Student Question
What is a summary of Winthrop Jordan's The White Man's Burden?
Quick answer:
The White Man’s Burden is about attitudes and beliefs about Africans that can be found as early as the sixteenth century in England. These beliefs transferred to the English colonies and were the justification for slavery and then for segregation, repression, and prejudice towards African Americans after the Civil War and up to the present era.
The White Man’s Burden was published in 1973 by Winthrop Jordan, an historian from the University of Mississippi, whose research focused on the roots of racism. It is an abridgment of his 600 page seminal work White Over Black that had been published in 1968.
Jordan found that prejudicial attitudes towards Africans could be found in Elizabethan England in the mid-1600s. Black people were considered to be aligned with Satan and to be sexually deviant. They feared that if black and white populations intermingled, it would lead to biracialism, which would dilute their seemingly superior white society. These attitudes transferred to the English colonies and led colonists to believe white and black groups had to be kept apart. These beliefs justified slavery and the Black Codes that were enacted to control free blacks.
As Enlightenment thinking progressed in the eighteenth century, notable writers defended slavery and racial separation by concluding that blacks were mentally and morally inferior to whites, and they were therefore not entitled to the “inalienable rights” of white men. Although there were anti-slavery groups present, such as Quakers, they were firmly in the minority.

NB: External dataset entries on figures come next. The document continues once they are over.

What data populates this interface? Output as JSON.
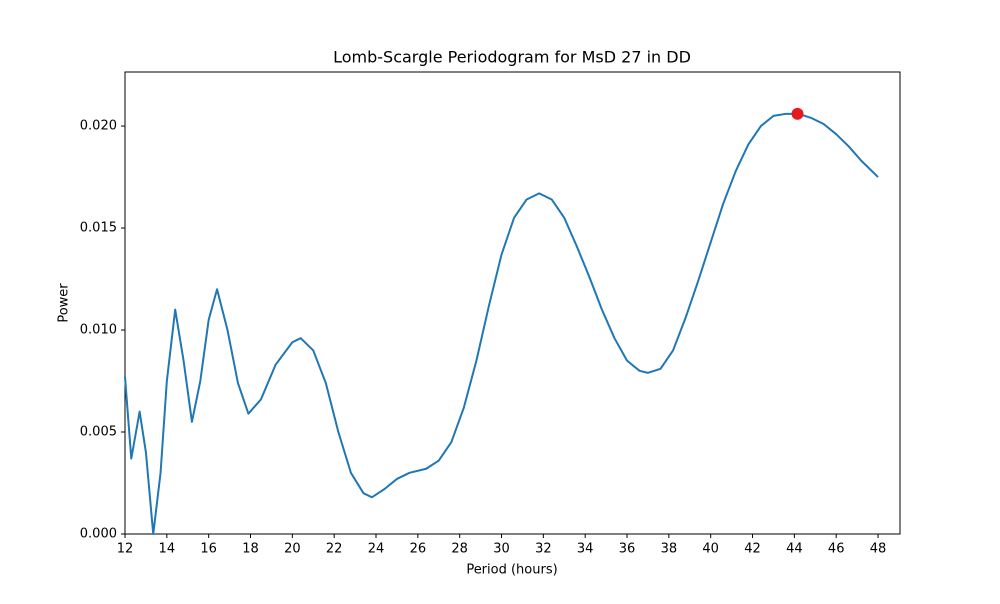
{
  "chart_data": {
    "type": "line",
    "title": "Lomb-Scargle Periodogram for MsD 27 in DD",
    "x_label": "Period (hours)",
    "y_label": "Power",
    "x": [
      12,
      12.3,
      12.7,
      13.0,
      13.35,
      13.7,
      14.0,
      14.4,
      14.8,
      15.2,
      15.6,
      16.0,
      16.4,
      16.9,
      17.4,
      17.9,
      18.5,
      19.2,
      20.0,
      20.4,
      21.0,
      21.6,
      22.2,
      22.8,
      23.4,
      23.8,
      24.4,
      25.0,
      25.6,
      26.4,
      27.0,
      27.6,
      28.2,
      28.8,
      29.4,
      30.0,
      30.6,
      31.2,
      31.8,
      32.4,
      33.0,
      33.6,
      34.2,
      34.8,
      35.4,
      36.0,
      36.6,
      37.0,
      37.6,
      38.2,
      38.8,
      39.4,
      40.0,
      40.6,
      41.2,
      41.8,
      42.4,
      43.0,
      43.6,
      44.2,
      44.8,
      45.4,
      46.0,
      46.6,
      47.2,
      48.0
    ],
    "series": [
      {
        "color": "#1f77b4",
        "values": [
          0.0077,
          0.0037,
          0.006,
          0.004,
          0.0,
          0.003,
          0.0075,
          0.011,
          0.0085,
          0.0055,
          0.0075,
          0.0105,
          0.012,
          0.01,
          0.0074,
          0.0059,
          0.0066,
          0.0083,
          0.0094,
          0.0096,
          0.009,
          0.0074,
          0.005,
          0.003,
          0.002,
          0.0018,
          0.0022,
          0.0027,
          0.003,
          0.0032,
          0.0036,
          0.0045,
          0.0062,
          0.0085,
          0.0112,
          0.0137,
          0.0155,
          0.0164,
          0.0167,
          0.0164,
          0.0155,
          0.0141,
          0.0126,
          0.011,
          0.0096,
          0.0085,
          0.008,
          0.0079,
          0.0081,
          0.009,
          0.0106,
          0.0124,
          0.0143,
          0.0162,
          0.0178,
          0.0191,
          0.02,
          0.0205,
          0.0206,
          0.0206,
          0.0204,
          0.0201,
          0.0196,
          0.019,
          0.0183,
          0.0175
        ]
      }
    ],
    "peak": {
      "x": 44.15,
      "y": 0.0206,
      "color": "#e41a1c"
    },
    "xlim": [
      12,
      49.05
    ],
    "ylim": [
      0,
      0.02265
    ],
    "xticks": [
      12,
      14,
      16,
      18,
      20,
      22,
      24,
      26,
      28,
      30,
      32,
      34,
      36,
      38,
      40,
      42,
      44,
      46,
      48
    ],
    "yticks": [
      {
        "value": 0,
        "label": "0.000"
      },
      {
        "value": 0.005,
        "label": "0.005"
      },
      {
        "value": 0.01,
        "label": "0.010"
      },
      {
        "value": 0.015,
        "label": "0.015"
      },
      {
        "value": 0.02,
        "label": "0.020"
      }
    ]
  }
}
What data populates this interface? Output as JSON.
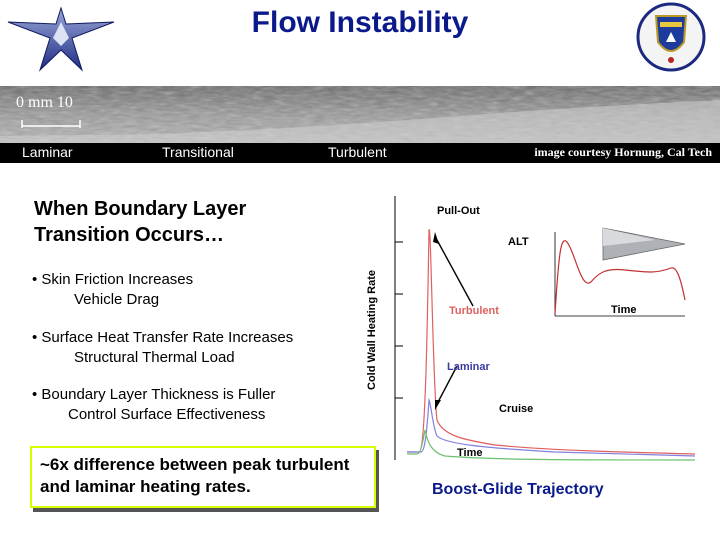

Jordan recognizes that slavery was primarily an economic institution. However, the fear of both insurrection and of miscegenation leading to a breakdown of white society were the basis for racism. This fear of what they thought of as black sexuality and inferiority, attitudes and beliefs that Jordan traces from the sixteenth to the nineteenth centuries, are firmly entrenched for three centuries prior to the Civil War.